Would being on a reality TV show change YOU?

We were so excited to see this article featuring Holly Hoffman “Survivor” and other competition-style reality show contestants, in this Business Insider. We just had to share!   

Holly Hoffman
Holly Hoffman was a South Dakota-based swim coach for 17 years before she decided to head off to the wilds of Nicaragua.

She had founded the Eureka Area Swim Team herself. Her son and both of her daughters were swimmers, with the latter two receiving full rides to college on swimming scholarships. On the side, she also helped her husband manage his political career. But once all her children had gone off to school, Hoffman said she was faced with a dilemma.

“I remember dropping our youngest off at college and thinking ‘What am I going to do with my life?'” she told Business Insider. “It just kind of flashed in front of me.”

Hoffman said that inspiration struck her one day, while she was watching the season finale of “Survivor: Samoa” in the kitchen.

“Out of the blue, I looked at my husband and said, ‘You know, I’d really like to try that,'” she said.

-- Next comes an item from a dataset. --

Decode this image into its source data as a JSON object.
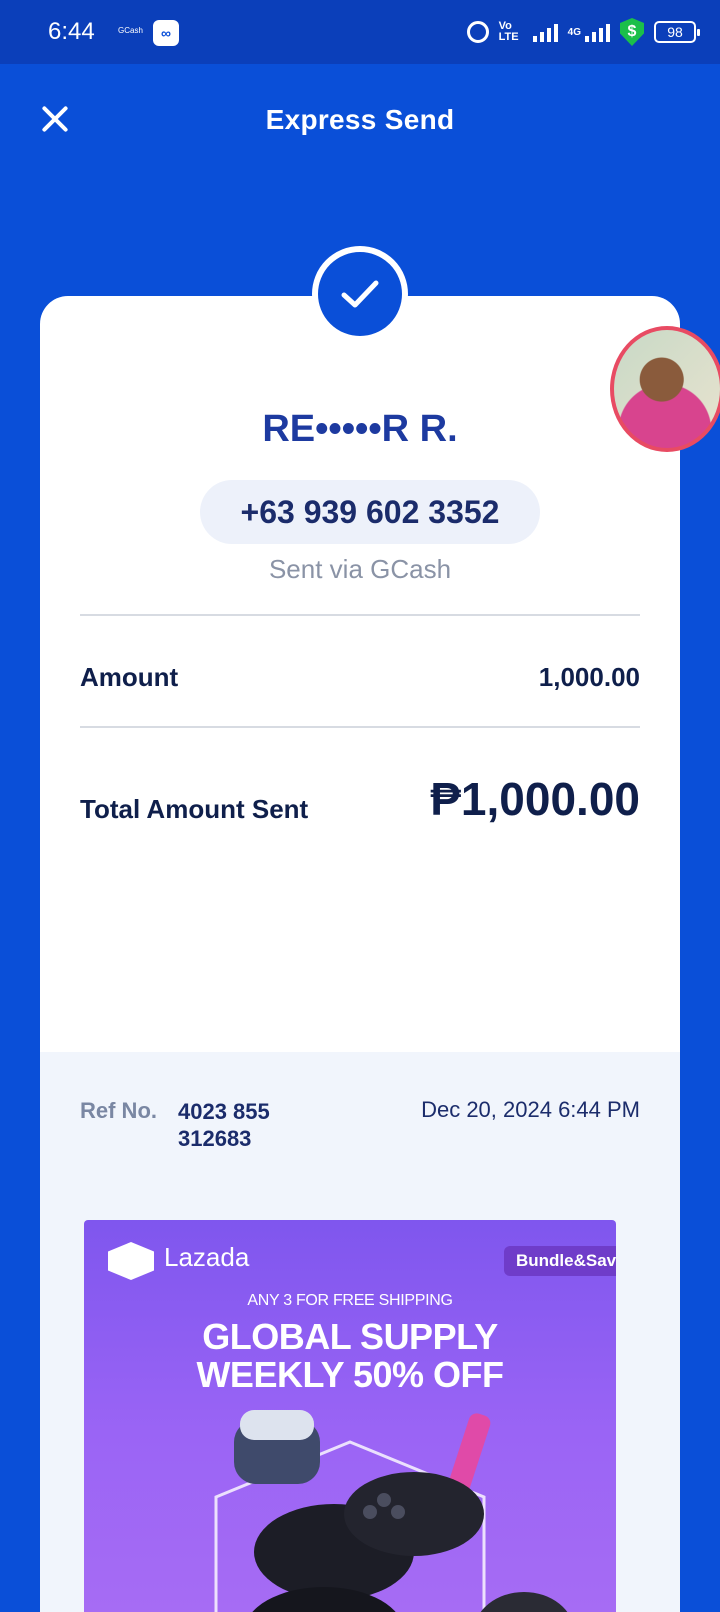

The next day, her husband recorded her casting tape on the family camcorder. As both the owner, manager, and coach of the swim team, Hoffman was able to leave her job no problem when the “Survivor” casting department expressed interest in her tape. She gave two month of workouts to an assistant coach, told her team she was going on a mission trip, and headed out to LA, flying by herself for the first time.

“I had a job position where I could leave and come back and still have my job,” Hoffman said. “Not all ‘Survivors’ are in that situation.”

However, once filming started up, things didn’t get off to such a smooth start. Hoffman said she had a “complete meltdown” five days into the experience, throwing another contestant’s shoes into the ocean after an argument and seriously considering quitting.

“I remember standing in the middle of the jungle after I talked to Jimmy Johnson, who was on our season, and he definitely inspired me to stay. I remember thinking how if you don’t believe in yourself nobody’s going to believe in you. You don’t have a cell phone, you don’t have a computer, you don’t have a tooth brush, you don’t have toilet paper. It’s the real deal.”

Hoffman said her subsequent attitude change helped her out. She ended up coming in fourth, and was the last woman standing in the season.

Returning home, Hoffman could not tell her team about her experience. She had lost 22 pounds and was sick for a week.

“The first time I went to swim practice, my swimmers looked at me and just about fell over,” she told Business Insider. “The other coach kind of looked at me and was like, ‘You were on a mission trip?’ And I said, ‘Time will tell.'”

Once the show started airing, a call came in. A rotary club wanted her to come and speak at a luncheon. Hoffman had to put off the gig until January 2011, as the show was still airing in December 2010.

“I remember asking, ‘Well, what do you want me to talk about?’ And he said, ‘Well, we want you to talk about your experience and what you got out of it and how you felt and everything.’ I remember hanging up the phone and thinking ‘Oh my goodness, I really don’t know wht I should tell them.'”

She decided to “speak from the heart” and share her experience of overcoming adversity on “Survivor.”

“For me, in the jungle, dealing with all these different types of people with different personalities, you have nothing and you still have to get through the day,” she said. “It’s stressful. That’s kind of how I take my ‘Survivor’ experience and throw it back into the real world. You don’t have to be on reality television to feel this. You don’t have to be on reality television to want to quit something or to not believe in yourself.”

After the talk, two women approached her with more requests to come speak at other events. She said she assumed the offers would slow down, but they haven’t yet. Hoffman coached the swim team for one more year, handed it off to the other coach, and began pursuing the career of public speaking full time.

Today, Hoffman’s career trajectory is entirely different, thanks to her appearance on “Survivor.”

“I would have never in a million years thought a reality show would take me to where at I am at this point in my career,” she said.

Hoffman said that her time on “Survivor” allowed her to branch out into an entirely new career.

“Did I take my experience and take it to the next level?” she said. “Yes, I did, but I worked extremely hard. I’ve worked extremely hard to get to where I am. I have everything that I’ve done. I was not looking for this career, but taking one opportunity can change your life.”